I'm given a probability density function $\lambda e^{-\lambda x}$, I therefore deduce that the cumulative density function is its ingegral: $\int -exp(-x\lambda)$
I'm trying to find out the properties of this density function. When I look at the plot in wolfram alpha I come to the conclusion that it needs to have a $\lambda=i (π + 2 n π)$
Is this a valid pdf?
On
It would behoove you to think more carefully about the definitions of the mathematical objects you are considering, instead of throwing it into Wolfram Alpha with incorrect syntax and blindly interpreting the output.
One thing you are missing from the given probability density function is the domain. The function is $f(t) = \lambda e^{-\lambda t}$ for $t > 0$; otherwise $f(t) = 0$. This is quite important when you go to compute the cumulative density function.
The cumulative density function of a random variable with density $f$ is indeed an integral of $f$, but the limits of integration are important. $$F(t) = \int_{-\infty}^t f(x) \, dx.$$ Note that the argument of the function $F$ is the upper limit of the integral. In the case of your particular density, $$F(t) = \int_0^t \lambda e^{-\lambda x} \, dx.$$
The support of an exponential distribution is the non-negative real numbers.

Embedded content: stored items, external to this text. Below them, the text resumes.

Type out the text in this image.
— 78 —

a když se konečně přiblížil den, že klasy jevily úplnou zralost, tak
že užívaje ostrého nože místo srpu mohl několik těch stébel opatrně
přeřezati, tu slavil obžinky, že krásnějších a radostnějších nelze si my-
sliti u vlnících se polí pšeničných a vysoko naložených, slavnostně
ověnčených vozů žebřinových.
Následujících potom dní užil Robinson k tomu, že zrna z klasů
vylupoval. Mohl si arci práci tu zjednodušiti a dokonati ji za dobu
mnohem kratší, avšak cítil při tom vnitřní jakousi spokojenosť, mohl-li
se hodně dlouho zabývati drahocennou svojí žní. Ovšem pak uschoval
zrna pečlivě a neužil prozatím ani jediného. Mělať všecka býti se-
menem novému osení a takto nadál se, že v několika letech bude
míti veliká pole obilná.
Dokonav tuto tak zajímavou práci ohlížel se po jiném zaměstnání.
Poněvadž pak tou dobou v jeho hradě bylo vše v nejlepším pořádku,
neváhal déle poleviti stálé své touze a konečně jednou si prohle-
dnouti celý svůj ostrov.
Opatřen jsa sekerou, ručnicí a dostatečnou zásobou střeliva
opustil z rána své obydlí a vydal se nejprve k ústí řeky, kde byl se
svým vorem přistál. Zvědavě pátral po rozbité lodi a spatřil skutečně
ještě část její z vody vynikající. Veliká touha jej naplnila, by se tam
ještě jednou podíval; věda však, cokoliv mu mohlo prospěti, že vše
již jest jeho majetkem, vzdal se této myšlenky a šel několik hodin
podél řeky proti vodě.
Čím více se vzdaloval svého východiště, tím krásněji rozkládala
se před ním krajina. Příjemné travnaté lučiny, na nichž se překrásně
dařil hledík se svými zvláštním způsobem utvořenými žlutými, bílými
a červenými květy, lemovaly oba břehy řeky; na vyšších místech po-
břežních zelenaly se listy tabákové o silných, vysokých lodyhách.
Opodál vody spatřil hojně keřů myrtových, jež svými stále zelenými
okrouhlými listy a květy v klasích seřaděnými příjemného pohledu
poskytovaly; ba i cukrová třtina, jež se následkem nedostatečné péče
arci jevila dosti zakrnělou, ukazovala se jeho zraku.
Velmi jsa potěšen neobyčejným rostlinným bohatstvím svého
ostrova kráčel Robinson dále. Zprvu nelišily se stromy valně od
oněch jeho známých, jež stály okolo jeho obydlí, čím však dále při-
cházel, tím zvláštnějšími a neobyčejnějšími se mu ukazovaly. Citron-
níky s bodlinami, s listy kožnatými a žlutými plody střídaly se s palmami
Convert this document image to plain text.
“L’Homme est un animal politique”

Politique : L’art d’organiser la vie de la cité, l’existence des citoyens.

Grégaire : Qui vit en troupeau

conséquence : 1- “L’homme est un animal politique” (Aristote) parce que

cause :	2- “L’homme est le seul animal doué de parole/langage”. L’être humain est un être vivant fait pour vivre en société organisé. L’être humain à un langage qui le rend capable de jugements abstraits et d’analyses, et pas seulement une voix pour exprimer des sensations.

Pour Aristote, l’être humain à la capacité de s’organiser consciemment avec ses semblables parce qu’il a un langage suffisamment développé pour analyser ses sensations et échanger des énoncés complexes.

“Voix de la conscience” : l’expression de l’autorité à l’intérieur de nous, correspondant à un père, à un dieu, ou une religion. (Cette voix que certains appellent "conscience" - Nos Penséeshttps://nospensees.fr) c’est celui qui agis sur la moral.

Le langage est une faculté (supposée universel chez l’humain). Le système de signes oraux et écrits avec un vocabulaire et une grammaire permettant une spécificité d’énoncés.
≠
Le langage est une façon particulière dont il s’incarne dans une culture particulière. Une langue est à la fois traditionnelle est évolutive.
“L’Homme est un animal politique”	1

Your cumulative distribution function should therefore be $\mathbb P(X \le x)= \int\limits_0^x \lambda e^{-\lambda t} \,dt = 1 - e^{-\lambda x} $ for $x\ge 0$
The CDF is then an increasing function, taking the value $0$ when $x=0$ and approaching $1$ when $x$ increases without limit. By contrast, the PDF (probability density function) $\lambda e^{-\lambda t}$ is a decreasing function on the non-negative reals taking the value $\lambda$ when $t=0$ and approaching $0$ when $t$ increases without limit
There is no need to consider complex numbers